Dari penggunaan kata (anfal dan ghanimah) , jarak penempatan (ayat 1 dan ayat 41) serta kata-kata dalam kalimat yang digunakan di dua ayat tersebut saja sudah begitu banyak pelajaran yang bisa kita petik.
Antara lain bahwa dalam setiap pekerjaan besar apapun yang kita lakukan, baik itu kerja sosial maupun kerja komersial – kita membutuhkan team yang bener-bener mau bekerja dulu dengan tulus – bukan team yang dari awal sudah menuntut bagiannya masing-masing. Team yang dengan rela mau melaksanakan kewajiban dahulu sebelum menuntut hak.
Kita juga melihat begitu banyak contoh kegagalan apabila yang terjadi adalah sebaliknya. Perang Uhud yang terjadi hanya selang 1 tahun setelah perang Badar, pasukan Islam kalah. Penyebabnya tidak lain adalah karena ada sebagian pasukan yang meninggalkan kewajibannya – sebelum tuntas – sudah keburu mengejar hak ghanimah-nya.
Dengan mudah kita dapat melihat contoh yang sama di negeri ini, umat Islam tidak kunjung meraih kemenangan dalam bidang-bidang kehidupan karena keburu menuntuk hak sebelum melaksanakan kewajiban. Dalam dunia politik misalnya, kepada kita dipertontonkan betapa para politikus berebut kursi dan jabatan dengan begitu gigihnya – padahal belum jelas kemampuan mereka dalam mengemban kewajibannya kelak bila bener-bener diberi kesempatan.

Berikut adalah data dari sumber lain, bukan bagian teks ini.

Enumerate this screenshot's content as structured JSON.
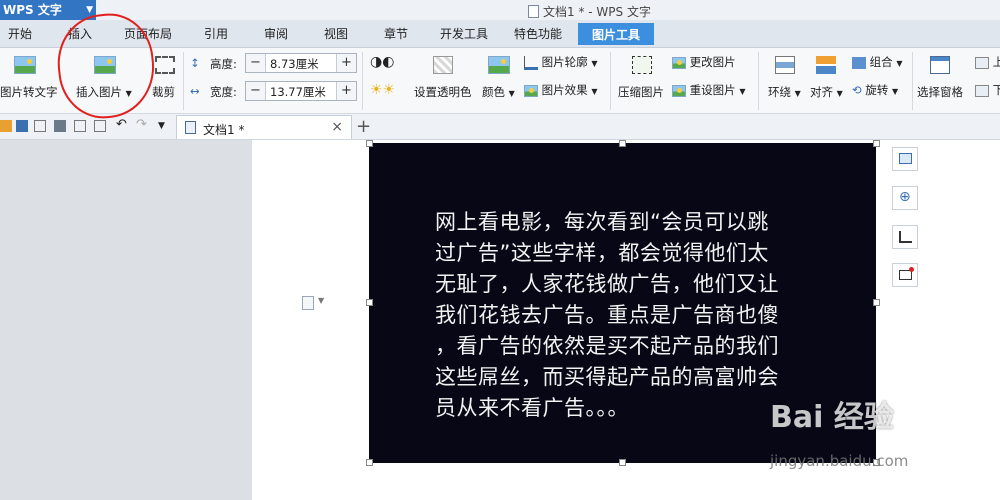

Bila diaplikasikan penekanan pelaksanaan kewajiban sebelum menuntut hak ini dalam dunia usaha bisa menghadirkan peluang keunggulan tersendiri, yaitu manakala para produsen berusaha membuat produk atau layanan sebaik mungkin yang dibutuhkan oleh konsumennya, nanti ketika konsumen bener-bener sudah merasakan keunggulan produk atau layanan tersebut – pastilah mereka bersedia membayar lebih untuk itu.
Maka seperti inilah di Al-Qur’an kita bisa mengambil pelajaran dari setiap langkah-langkah yang menghadirkan kemenangan, maupun langkah-langkah yang menyebabkan kekalahan – di medan apapun peperangan kita. InsyaAllah.